Henry had heard stories of dope and Orientals being smuggled in from Cuba, and he was certain that this was what they were witnessing. He pulled on his trousers over his swim trunks, slipped on his shirt without bothering to button it, and his shoes without tying the laces. He took his wrist watch from his trousers pocket and noted the time as he strapped it on. It was 12:15. He said, “Nina, we’d better get out of here right now.”

She put her hand on his arm and said, “Why? This is exciting. Let’s watch.”

He wanted overwhelmingly to attain the security of the car, or at least retreat to the top of the dunes. From the top of the dunes they could watch and then run for it. But he’d feel silly if it turned out that the big boat was just a disabled fisherman and the small one a boatload of men who needed help. He contained his fear, in the greater fear that Nina would think him yellow.

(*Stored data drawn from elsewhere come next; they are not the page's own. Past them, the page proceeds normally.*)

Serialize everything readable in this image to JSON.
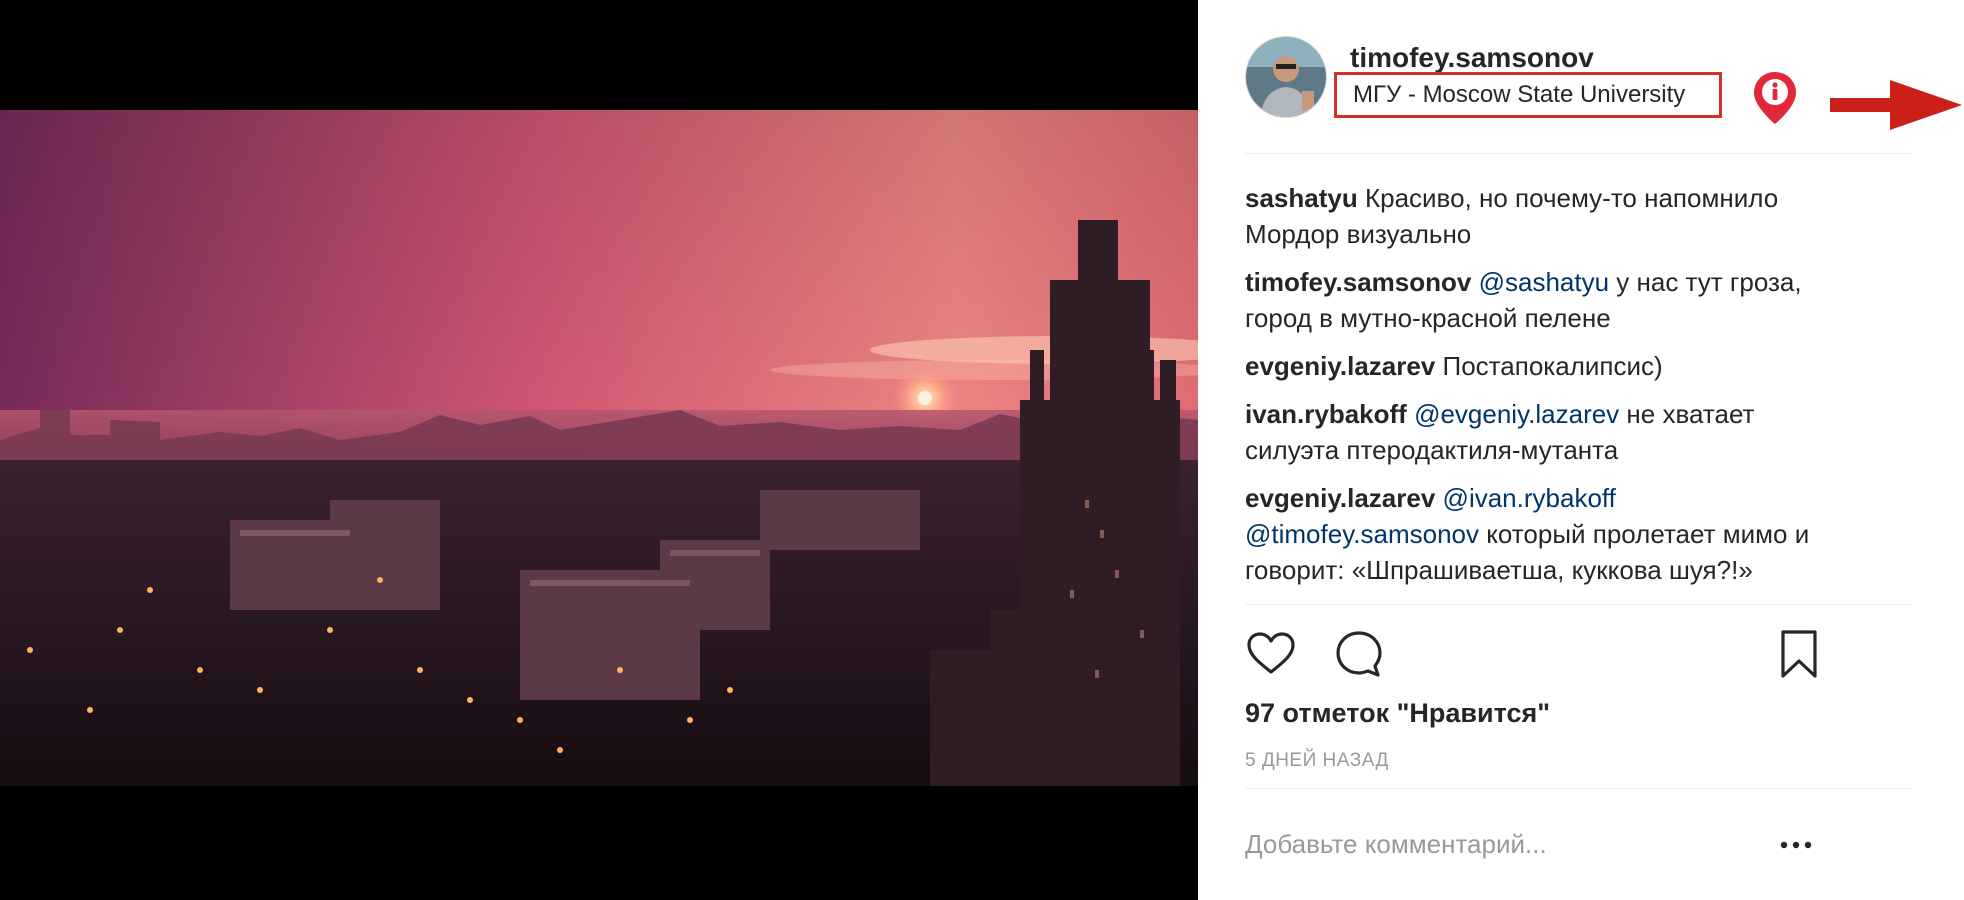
{
  "post": {
    "username": "timofey.samsonov",
    "location": "МГУ - Moscow State University"
  },
  "comments": [
    {
      "user": "sashatyu",
      "parts": [
        {
          "text": " Красиво, но почему-то напомнило Мордор визуально",
          "type": "text"
        }
      ]
    },
    {
      "user": "timofey.samsonov",
      "parts": [
        {
          "text": " ",
          "type": "text"
        },
        {
          "text": "@sashatyu",
          "type": "mention"
        },
        {
          "text": " у нас тут гроза, город в мутно-красной пелене",
          "type": "text"
        }
      ]
    },
    {
      "user": "evgeniy.lazarev",
      "parts": [
        {
          "text": " Постапокалипсис)",
          "type": "text"
        }
      ]
    },
    {
      "user": "ivan.rybakoff",
      "parts": [
        {
          "text": " ",
          "type": "text"
        },
        {
          "text": "@evgeniy.lazarev",
          "type": "mention"
        },
        {
          "text": " не хватает силуэта птеродактиля-мутанта",
          "type": "text"
        }
      ]
    },
    {
      "user": "evgeniy.lazarev",
      "parts": [
        {
          "text": " ",
          "type": "text"
        },
        {
          "text": "@ivan.rybakoff",
          "type": "mention"
        },
        {
          "text": " ",
          "type": "text"
        },
        {
          "text": "@timofey.samsonov",
          "type": "mention"
        },
        {
          "text": " который пролетает мимо и говорит: «Шпрашиваетша, куккова шуя?!»",
          "type": "text"
        }
      ]
    }
  ],
  "actions": {
    "like_icon": "heart-icon",
    "comment_icon": "speech-bubble-icon",
    "save_icon": "bookmark-icon"
  },
  "likes_text": "97 отметок \"Нравится\"",
  "time_text": "5 ДНЕЙ НАЗАД",
  "add_comment": {
    "placeholder": "Добавьте комментарий..."
  },
  "colors": {
    "annotation_red": "#d32f2f",
    "mention_blue": "#003569",
    "sky_pink": "#f07a82",
    "sky_purple": "#7a2d5c"
  }
}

When the boat was inshore of the breakers he recognized its shoe-box shape. It was a landing craft such as the Marines used. It grated on the sand, broached, straightened, and lunged to a stop, its stern still rising and falling to the surge of the surf. So shallow was its draught that its ramp dropped into only a few inches of water.

Men started coming out of the bow, trotting down the ramp, ten or twelve of them, all carrying weapons, sub-machine guns strapped to their shoulders. They fanned out along the beach like fingers of a fist suddenly unclenched. They deployed in a purposeful manner, and then advanced on the dunes in a skirmish line like soldiers. One headed directly for their hollow, as if he knew they were there. It was too late to run for it now, not with the sand so white and the moon so brilliant.